Abstract With an aging population, understanding cognitive aging is essential for developing interventions to support independence and well-being. Additionally, there is a need for sensitive measures that can differentiate subtle cognitive decline related to neurodegenerative disease from age-related changes. In particular, Alzheimer’s Disease and Related Dementia (ADRD) increases in prevalence with age and involves progressive cognitive decline. The Color Shapes task (CST) is a visual working memory task that has been shown to be sensitive to early indicators for ADRD. CST involves feature binding (e.g., mental representation of features into a unified whole) that is impaired in people with ADRD. In an experiment, we manipulated different CST properties to study whether drift diffusion modeling (DDM) can account for individual differences in latent decision-making processes generating manifest CST performance scores.
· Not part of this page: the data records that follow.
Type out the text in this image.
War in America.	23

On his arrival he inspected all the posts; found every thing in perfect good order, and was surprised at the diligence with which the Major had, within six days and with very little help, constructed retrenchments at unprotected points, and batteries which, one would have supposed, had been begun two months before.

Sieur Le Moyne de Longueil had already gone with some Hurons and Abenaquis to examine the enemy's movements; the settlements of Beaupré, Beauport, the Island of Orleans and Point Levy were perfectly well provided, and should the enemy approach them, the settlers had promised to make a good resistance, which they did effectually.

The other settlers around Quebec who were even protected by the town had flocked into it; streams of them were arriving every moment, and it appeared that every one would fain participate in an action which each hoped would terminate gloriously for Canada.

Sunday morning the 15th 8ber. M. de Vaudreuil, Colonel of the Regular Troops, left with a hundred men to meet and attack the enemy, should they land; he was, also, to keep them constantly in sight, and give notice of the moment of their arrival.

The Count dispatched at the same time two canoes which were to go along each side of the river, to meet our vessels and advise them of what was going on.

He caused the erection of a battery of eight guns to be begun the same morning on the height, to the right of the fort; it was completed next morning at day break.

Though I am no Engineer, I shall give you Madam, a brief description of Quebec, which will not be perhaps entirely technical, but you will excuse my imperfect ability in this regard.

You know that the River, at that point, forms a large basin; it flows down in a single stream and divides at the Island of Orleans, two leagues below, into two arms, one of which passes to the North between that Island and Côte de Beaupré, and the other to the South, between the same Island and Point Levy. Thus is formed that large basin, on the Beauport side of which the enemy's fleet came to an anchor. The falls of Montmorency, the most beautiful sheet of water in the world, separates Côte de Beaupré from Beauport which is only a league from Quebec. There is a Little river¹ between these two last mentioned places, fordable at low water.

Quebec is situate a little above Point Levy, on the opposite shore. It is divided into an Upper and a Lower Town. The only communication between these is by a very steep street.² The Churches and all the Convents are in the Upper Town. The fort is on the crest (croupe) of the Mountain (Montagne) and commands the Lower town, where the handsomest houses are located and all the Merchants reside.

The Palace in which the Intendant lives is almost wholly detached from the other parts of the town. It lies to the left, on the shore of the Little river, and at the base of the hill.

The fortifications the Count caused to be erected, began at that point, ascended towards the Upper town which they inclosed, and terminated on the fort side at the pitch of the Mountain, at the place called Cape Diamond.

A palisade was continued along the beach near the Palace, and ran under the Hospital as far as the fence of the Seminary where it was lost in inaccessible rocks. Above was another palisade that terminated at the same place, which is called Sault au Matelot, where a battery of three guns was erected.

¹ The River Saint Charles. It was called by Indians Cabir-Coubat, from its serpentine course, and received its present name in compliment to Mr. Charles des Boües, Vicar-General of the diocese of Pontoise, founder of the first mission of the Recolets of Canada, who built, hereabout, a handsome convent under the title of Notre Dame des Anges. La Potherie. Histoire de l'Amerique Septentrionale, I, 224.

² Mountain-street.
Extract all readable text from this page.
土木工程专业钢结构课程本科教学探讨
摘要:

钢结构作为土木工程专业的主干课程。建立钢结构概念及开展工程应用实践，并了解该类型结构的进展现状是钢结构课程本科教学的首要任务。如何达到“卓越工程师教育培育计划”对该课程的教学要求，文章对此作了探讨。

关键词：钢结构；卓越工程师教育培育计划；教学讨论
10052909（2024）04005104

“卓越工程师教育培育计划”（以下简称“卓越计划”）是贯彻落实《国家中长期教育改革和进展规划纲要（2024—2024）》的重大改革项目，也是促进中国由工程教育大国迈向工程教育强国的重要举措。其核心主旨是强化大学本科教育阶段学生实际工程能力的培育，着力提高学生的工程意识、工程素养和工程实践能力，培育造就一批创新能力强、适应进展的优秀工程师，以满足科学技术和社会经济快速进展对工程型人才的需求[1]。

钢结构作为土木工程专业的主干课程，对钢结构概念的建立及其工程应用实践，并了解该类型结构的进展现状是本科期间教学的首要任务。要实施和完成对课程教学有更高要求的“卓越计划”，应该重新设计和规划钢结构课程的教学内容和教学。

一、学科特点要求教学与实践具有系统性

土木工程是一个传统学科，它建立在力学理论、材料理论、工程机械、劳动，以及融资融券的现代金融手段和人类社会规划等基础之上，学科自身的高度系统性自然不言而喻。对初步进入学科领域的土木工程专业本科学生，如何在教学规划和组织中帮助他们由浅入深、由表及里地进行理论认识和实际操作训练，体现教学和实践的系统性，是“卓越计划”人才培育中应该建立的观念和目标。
DDM allows us to quantify theoretically meaningful cognitive parameters that underlie task performance captured in reaction times and accuracies. 68 U.S. community-residing adults (28-80 years) completed daily smartphone assessments across 8 days with experimentally manipulated versions of the CST. We implemented a single-step Bayesian estimation of experimental conditions contrasts, latent DDM parameters, and their associations. We show how individual differences in experimental contrasts were related to age in terms of cognitive (drift rate), non-cognitive (non-decision time), and meta-cognitive (boundary separation) parameters. The results highlight the benefits of using cognitive process models with optimized cognitive tasks to delineate features of cognitive aging for ADRD research.